Amanpour’s fanciful imagination at painting a “moral equivalency” between the two groups was not lost on Rabbi Leo Dee, husband and father to the victims. He astutely described the reportage as representing a new age of “terror journalism.”
“Christiane’s false reporting caused my family unimaginable pain and suffering at a time when we could least bear it,” Rabbi Dee said in the Jerusalem Post. “This type of terror journalism perpetuates the conflict in the Middle East… The real cycle of violence is a comment like this followed by a terrorist atrocity and them more of the same.”
This sort of impassioned commentary is something Amanpour has become accustomed to hearing as a virulently anti-Israel commentator. But she’s less accustomed to looking down the barrel of a $1.3 billion lawsuit proposed by a grieving family member against her personally and her news organization, CNN. Rabbi Dee is consulting with legal experts and has made his intention clear of expressing his concerns to David Zaslav, CEO of CNN. He has requested a meeting with Zaslav.
The rabbi’s attempt to right a wrong appears to have motivated Amanpour to emerge from behind her wall of silence and issue an apology. “I referred to the murders of an Israeli family: Lucy, Maia and Rina Dee, the wife and daughter of Rabbi Leo Dee. I misspoke and said they were killed in a ‘shootout’ instead of a shooting,” Amanpour offered. “I have written to Rabbi Leo Dee to apologize and make sure the he knows that we apologize for any further pain that may have caused him.”

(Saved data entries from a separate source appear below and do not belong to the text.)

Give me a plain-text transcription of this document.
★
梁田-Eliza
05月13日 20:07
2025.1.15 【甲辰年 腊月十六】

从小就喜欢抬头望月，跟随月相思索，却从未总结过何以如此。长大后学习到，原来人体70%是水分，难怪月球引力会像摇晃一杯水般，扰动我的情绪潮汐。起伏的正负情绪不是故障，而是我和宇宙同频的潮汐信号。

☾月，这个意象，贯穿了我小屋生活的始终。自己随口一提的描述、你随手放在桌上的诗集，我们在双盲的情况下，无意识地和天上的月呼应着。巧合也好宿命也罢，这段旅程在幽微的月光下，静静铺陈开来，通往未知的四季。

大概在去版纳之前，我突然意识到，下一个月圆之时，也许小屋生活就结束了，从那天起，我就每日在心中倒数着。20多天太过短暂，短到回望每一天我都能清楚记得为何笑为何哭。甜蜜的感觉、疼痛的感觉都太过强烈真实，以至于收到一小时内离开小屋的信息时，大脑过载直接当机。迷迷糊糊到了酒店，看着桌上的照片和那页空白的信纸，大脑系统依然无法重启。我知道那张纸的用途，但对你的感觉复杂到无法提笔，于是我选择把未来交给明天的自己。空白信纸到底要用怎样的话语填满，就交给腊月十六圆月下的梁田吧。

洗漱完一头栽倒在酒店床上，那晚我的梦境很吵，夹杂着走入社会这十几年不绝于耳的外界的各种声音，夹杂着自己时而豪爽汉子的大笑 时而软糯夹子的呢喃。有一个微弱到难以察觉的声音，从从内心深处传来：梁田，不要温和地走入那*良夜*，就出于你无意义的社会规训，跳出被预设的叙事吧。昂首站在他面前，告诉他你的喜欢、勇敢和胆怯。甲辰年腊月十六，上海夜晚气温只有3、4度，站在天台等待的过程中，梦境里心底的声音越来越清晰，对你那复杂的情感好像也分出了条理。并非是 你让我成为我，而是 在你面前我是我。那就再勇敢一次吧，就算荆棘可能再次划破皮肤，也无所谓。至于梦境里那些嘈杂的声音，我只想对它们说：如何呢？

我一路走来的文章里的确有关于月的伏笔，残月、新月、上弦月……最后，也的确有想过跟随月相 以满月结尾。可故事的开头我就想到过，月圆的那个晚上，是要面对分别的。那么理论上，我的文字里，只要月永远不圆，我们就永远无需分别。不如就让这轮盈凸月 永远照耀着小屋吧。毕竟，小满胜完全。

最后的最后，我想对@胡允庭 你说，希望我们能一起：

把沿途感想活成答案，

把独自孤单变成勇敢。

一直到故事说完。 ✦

Rabbi Dee publicly accepted Amanpour’s apology, but his grander vision of holding CNN accountable goes beyond acknowledging a two-paragraph apology. He wants to change the network’s “cycle of false reporting:” His intention is to hold the global network accountable for news reporting that just doesn’t obfuscate the truth, but repackages the facts to the extent that viewers fail to learn the most essential truths.

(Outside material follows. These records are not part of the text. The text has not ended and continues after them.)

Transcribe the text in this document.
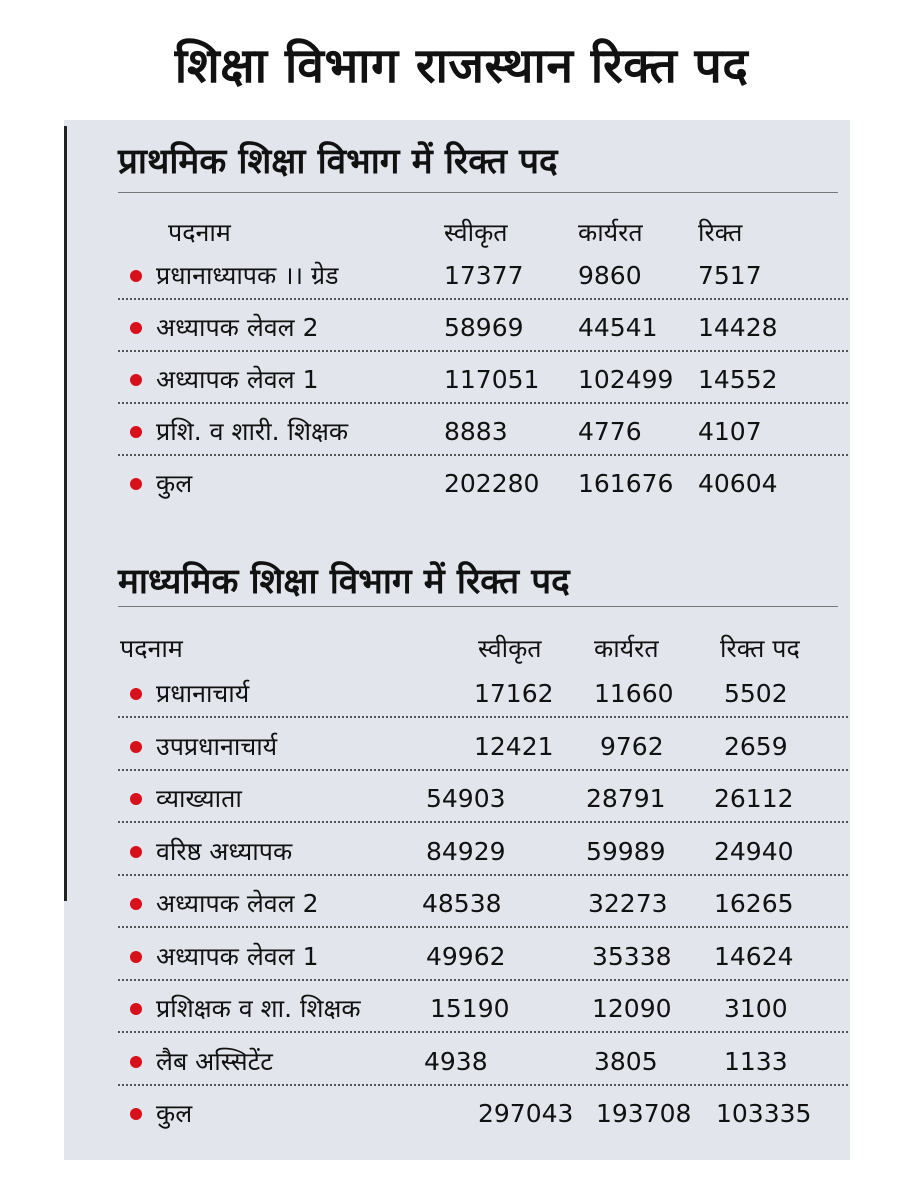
शिक्षा विभाग राजस्थान रिक्त पद
प्राथमिक शिक्षा विभाग में रिक्त पद
पदनाम	स्वीकृत	कार्यरत रिक्त
प्रधानाध्यापक ।। ग्रेड	17377 9860 7517
अध्यापक लेवल 2	58969 44541 14428
अध्यापक लेवल 1	117051 102499 14552
प्रशि. व शारी. शिक्षक	8883	4776 4107
कुल	202280 161676 40604
माध्यमिक शिक्षा विभाग में रिक्त पद
पदनाम	स्वीकृत कार्यरत रिक्त पद
प्रधानाचार्य	17162 11660 5502
उपप्रधानाचार्य	12421 9762 2659
व्याख्याता	54903	28791 26112
वरिष्ठ अध्यापक	84929	59989 24940
अध्यापक लेवल 2	48538	32273 16265
अध्यापक लेवल 1	49962	35338 14624
प्रशिक्षक व शा. शिक्षक	15190	12090 3100
लैब अस्सिटेंट	4938	3805	1133
कुल	297043 193708 103335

In this case, CNN viewers would never know from Amanpour and her Israel-bashing colleagues, that the Dee family was murdered at close range, the matriarch had donated her organs for the benefit of others, and among the recipients would be an Arab citizen, as well as Rabbi Dee expressing his sentiment that the “vast majority of Palestinians are good people.”
None of this fit Amanpour’s corrupt narrative.

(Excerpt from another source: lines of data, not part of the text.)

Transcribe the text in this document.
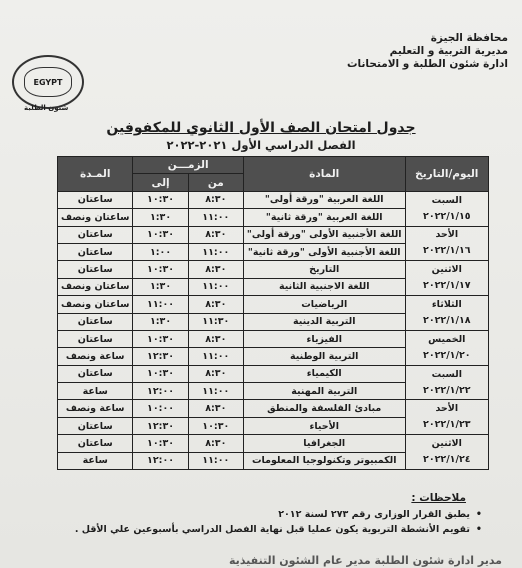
محافظة الجيزة
مديرية التربية و التعليم
ادارة شئون الطلبة و الامتحانات
EGYPT
شئون الطلبة
جدول امتحان الصف الأول الثانوي للمكفوفين
الفصل الدراسي الأول ٢٠٢١-٢٠٢٢
اليوم/التاريخ	المادة	الزمـــن		المـدة
		من	إلى	

السبت
٢٠٢٢/١/١٥	اللغة العربية "ورقة أولى"	٨:٣٠	١٠:٣٠	ساعتان
	اللغة العربية "ورقة ثانية"	١١:٠٠	١:٣٠	ساعتان ونصف

الأحد
٢٠٢٢/١/١٦	اللغة الأجنبية الأولى "ورقة أولى"	٨:٣٠	١٠:٣٠	ساعتان
	اللغة الأجنبية الأولى "ورقة ثانية"	١١:٠٠	١:٠٠	ساعتان

الاثنين
٢٠٢٢/١/١٧	التاريخ	٨:٣٠	١٠:٣٠	ساعتان
	اللغة الاجنبية الثانية	١١:٠٠	١:٣٠	ساعتان ونصف

الثلاثاء
٢٠٢٢/١/١٨	الرياضيات	٨:٣٠	١١:٠٠	ساعتان ونصف
	التربية الدينية	١١:٣٠	١:٣٠	ساعتان

الخميس
٢٠٢٢/١/٢٠	الفيزياء	٨:٣٠	١٠:٣٠	ساعتان
	التربية الوطنية	١١:٠٠	١٢:٣٠	ساعة ونصف

السبت
٢٠٢٢/١/٢٢	الكيمياء	٨:٣٠	١٠:٣٠	ساعتان
	التربية المهنية	١١:٠٠	١٢:٠٠	ساعة

الأحد
٢٠٢٢/١/٢٣	مبادئ الفلسفة والمنطق	٨:٣٠	١٠:٠٠	ساعة ونصف
	الأحياء	١٠:٣٠	١٢:٣٠	ساعتان

الاثنين
٢٠٢٢/١/٢٤	الجغرافيا	٨:٣٠	١٠:٣٠	ساعتان
	الكمبيوتر وتكنولوجيا المعلومات	١١:٠٠	١٢:٠٠	ساعة
ملاحظات :
•يطبق القرار الوزارى رقم ٢٧٣ لسنة ٢٠١٢
•تقويم الأنشطة التربوية يكون عمليا قبل نهاية الفصل الدراسي بأسبوعين علي الأقل .
مدير ادارة شئون الطلبة مدير عام الشئون التنفيذية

It is not Rabbi Dee’s intent to vilify Amanpour, but rather place a spotlight on the network that has the power to mold the thinking of millions of viewers on the explosive issue of Israel and the Palestinians.
Amanpour has long enjoyed espousing falsehoods about Israel and not being held accountable for her reckless reporting. She had the luxury of taking refuge behind a wall of silence at a network which simply filed away the barrage of viewer protests expressed in texts, emails, phones calls, and social media posts.
That was standard operating procedure for Amanpour and her employer in many cases. In fact, Amanpour’s apology read more like a mix-up over semantics where she “misspoke” referring to the murder of a family as a “shootout” when she should have identified it as a “shooting.”
Rabbi Dee contends there is more to the false narrative than mistaken semantics, and Amanpour’s apology speaks volumes about her inability to grasp the meaning of fair and accurate reporting.